I actually like that most sci-fi gaming is ww2/modern with a few extra things tacked on. I am also planning on using Fistful of TOWs III once my forces are large enough.

I could see doing something with spotting rules to represent swarms of tiny surveilance drones. And maybe figure something out for electronic warfare/hacking. Other than that, I'm sure artillery rules will cover orbital strikes just fine, for example.

For anyone interested in some ideas for sci-fi, check out the Military History Podcast episode on DARPA. It's from 2007 but still contains lots of stuff that hasn't been implemented/invented/rolled out yet:

link

Paint it Pink25 Aug 2016 7:09 a.m. PST

Avatar has single stage to orbit reusable aerodynamic space shuttles, and anti-matter STL starship, and stasis pods, and enough resources to maintain a logistics train from Earth to Pandora.

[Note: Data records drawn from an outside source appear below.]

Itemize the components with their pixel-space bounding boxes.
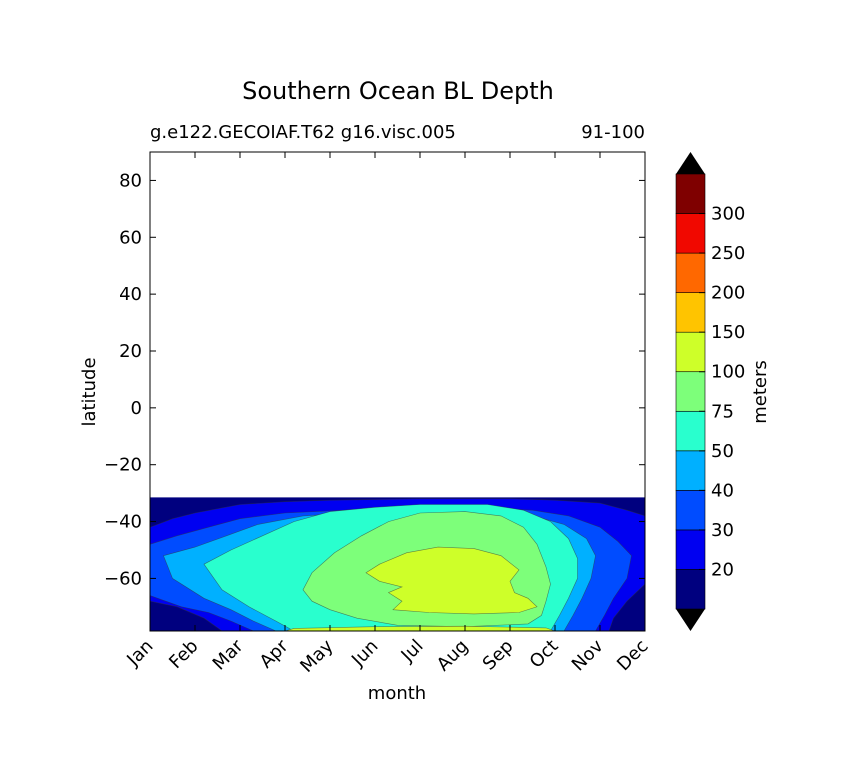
x-tick-label: May — [296, 635, 337, 676]
chart-subtitle-right: 91-100 — [581, 122, 645, 143]
colorbar-tick-label: 100 — [711, 362, 745, 383]
colorbar-tick-label: 50 — [711, 441, 734, 462]
y-tick-label: 40 — [119, 284, 142, 305]
colorbar-tick-label: 20 — [711, 559, 734, 580]
y-axis: 80 60 40 20 0 −20 −40 −60 — [104, 170, 645, 589]
contour-field — [150, 497, 645, 631]
y-tick-label: −20 — [104, 455, 142, 476]
y-tick-label: 20 — [119, 341, 142, 362]
y-tick-label: −40 — [104, 512, 142, 533]
x-axis-label: month — [368, 683, 426, 704]
colorbar-segment — [675, 213, 706, 254]
plot-frame — [149, 151, 646, 632]
x-tick-label: Sep — [479, 636, 518, 675]
x-tick-label: Feb — [165, 636, 202, 673]
colorbar-tick-label: 150 — [711, 322, 745, 343]
x-tick-label: Aug — [433, 636, 473, 676]
colorbar-segment — [675, 490, 706, 531]
colorbar-tick-label: 250 — [711, 243, 745, 264]
colorbar-label: meters — [750, 360, 771, 424]
x-tick-label: Apr — [256, 635, 293, 672]
x-tick-label: Jun — [347, 636, 382, 671]
colorbar-extend-min — [676, 609, 705, 631]
y-tick-label: −60 — [104, 568, 142, 589]
colorbar-segment — [675, 529, 706, 570]
chart-title: Southern Ocean BL Depth — [242, 77, 554, 105]
colorbar-tick-label: 300 — [711, 204, 745, 225]
colorbar-segment — [675, 292, 706, 333]
colorbar-segment — [675, 371, 706, 412]
colorbar-segment — [675, 569, 706, 610]
colorbar-tick-label: 40 — [711, 480, 734, 501]
y-tick-label: 60 — [119, 227, 142, 248]
colorbar-segment — [675, 410, 706, 452]
x-tick-label: Jan — [122, 636, 157, 671]
x-tick-label: Nov — [568, 635, 608, 675]
y-tick-label: 0 — [131, 398, 142, 419]
colorbar-tick-label: 75 — [711, 401, 734, 422]
colorbar-segment — [675, 331, 706, 373]
colorbar-segment — [675, 252, 706, 293]
colorbar-tick-label: 200 — [711, 283, 745, 304]
colorbar: 20 30 40 50 75 100 150 200 250 300 — [675, 152, 745, 631]
x-tick-label: Dec — [613, 636, 652, 675]
contour-band-100-150 — [365, 546, 538, 615]
colorbar-segment — [675, 173, 706, 214]
x-tick-label: Mar — [209, 635, 248, 674]
y-axis-label: latitude — [79, 357, 100, 426]
x-tick-label: Jul — [397, 636, 428, 667]
chart-subtitle-left: g.e122.GECOIAF.T62 g16.visc.005 — [150, 122, 456, 143]
y-tick-label: 80 — [119, 170, 142, 191]
colorbar-segment — [675, 450, 706, 491]
colorbar-extend-max — [676, 152, 705, 174]
colorbar-tick-label: 30 — [711, 520, 734, 541]
x-tick-label: Oct — [526, 636, 563, 673]
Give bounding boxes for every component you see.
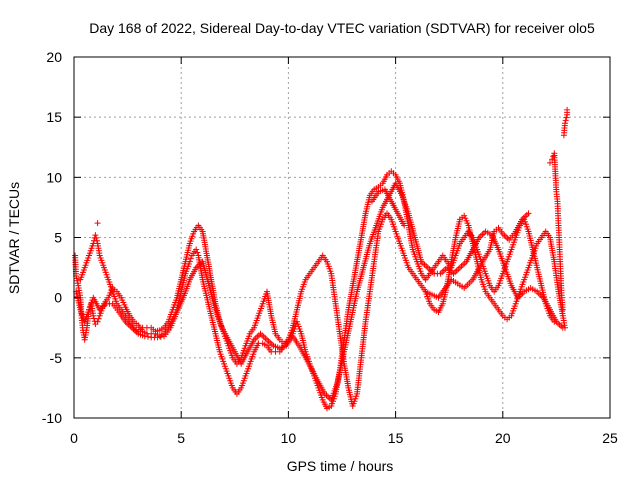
- x-tick-label: 15: [388, 430, 404, 446]
- y-tick-label: -10: [42, 410, 62, 426]
- y-tick-label: -5: [50, 350, 63, 366]
- y-tick-label: 15: [46, 109, 62, 125]
- y-tick-label: 5: [54, 230, 62, 246]
- data-point: [562, 117, 569, 124]
- data-point: [562, 120, 568, 127]
- data-point: [563, 114, 570, 121]
- grid-lines: [74, 57, 610, 418]
- data-point: [157, 333, 164, 340]
- data-point: [92, 232, 99, 239]
- x-tick-label: 25: [602, 430, 618, 446]
- data-point: [145, 333, 151, 340]
- data-point: [93, 237, 100, 244]
- y-tick-label: 10: [46, 169, 62, 185]
- data-point: [95, 315, 102, 322]
- data-point: [187, 255, 194, 262]
- chart-title: Day 168 of 2022, Sidereal Day-to-day VTE…: [89, 20, 595, 36]
- x-tick-label: 5: [177, 430, 185, 446]
- data-point: [401, 222, 408, 229]
- y-tick-labels: -10 -5 0 5 10 15 20: [42, 49, 62, 426]
- data-point: [90, 312, 97, 319]
- y-tick-label: 20: [46, 49, 62, 65]
- x-tick-label: 20: [495, 430, 511, 446]
- data-point: [93, 234, 100, 241]
- y-axis-title: SDTVAR / TECUs: [6, 182, 22, 294]
- y-tick-label: 0: [54, 290, 62, 306]
- data-point: [154, 334, 161, 341]
- axis-ticks: [73, 56, 611, 419]
- data-point: [94, 318, 101, 325]
- series-layer: [72, 106, 571, 412]
- data-point: [525, 210, 532, 217]
- data-point: [194, 249, 201, 256]
- data-point: [564, 106, 571, 113]
- x-tick-labels: 0 5 10 15 20 25: [70, 430, 618, 446]
- data-point: [547, 159, 553, 166]
- x-tick-label: 10: [281, 430, 297, 446]
- x-axis-title: GPS time / hours: [287, 458, 394, 474]
- data-point: [559, 306, 566, 313]
- data-point: [94, 220, 101, 227]
- series-trace-d: [94, 106, 571, 313]
- data-point: [193, 246, 200, 253]
- data-point: [141, 333, 148, 340]
- x-tick-label: 0: [70, 430, 78, 446]
- data-point: [559, 324, 566, 331]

That's all beyond any near future tech, and then there are the Avatars, which allow transference of consciousness (with a little bit of help from Eywa) from one human body into another, without a pod link.

We don't see what all that technology implies because the company outpost has just enough technology to do the job, because it's all about the bottom line of the books.

durecell25 Aug 2016 9:42 a.m. PST

Cool aliens are something I look for a sci fi ruleset. Tyranids from 40k are my favourites, especially the larger ones like a Carnifex. I'm very hesitant to get into a new sci fi game without aliens I like. For example I was not interested in GoA until they showed previews for the Broodmother then I got into Boromites purely so I have an army to use with the Broodmother when it comes out.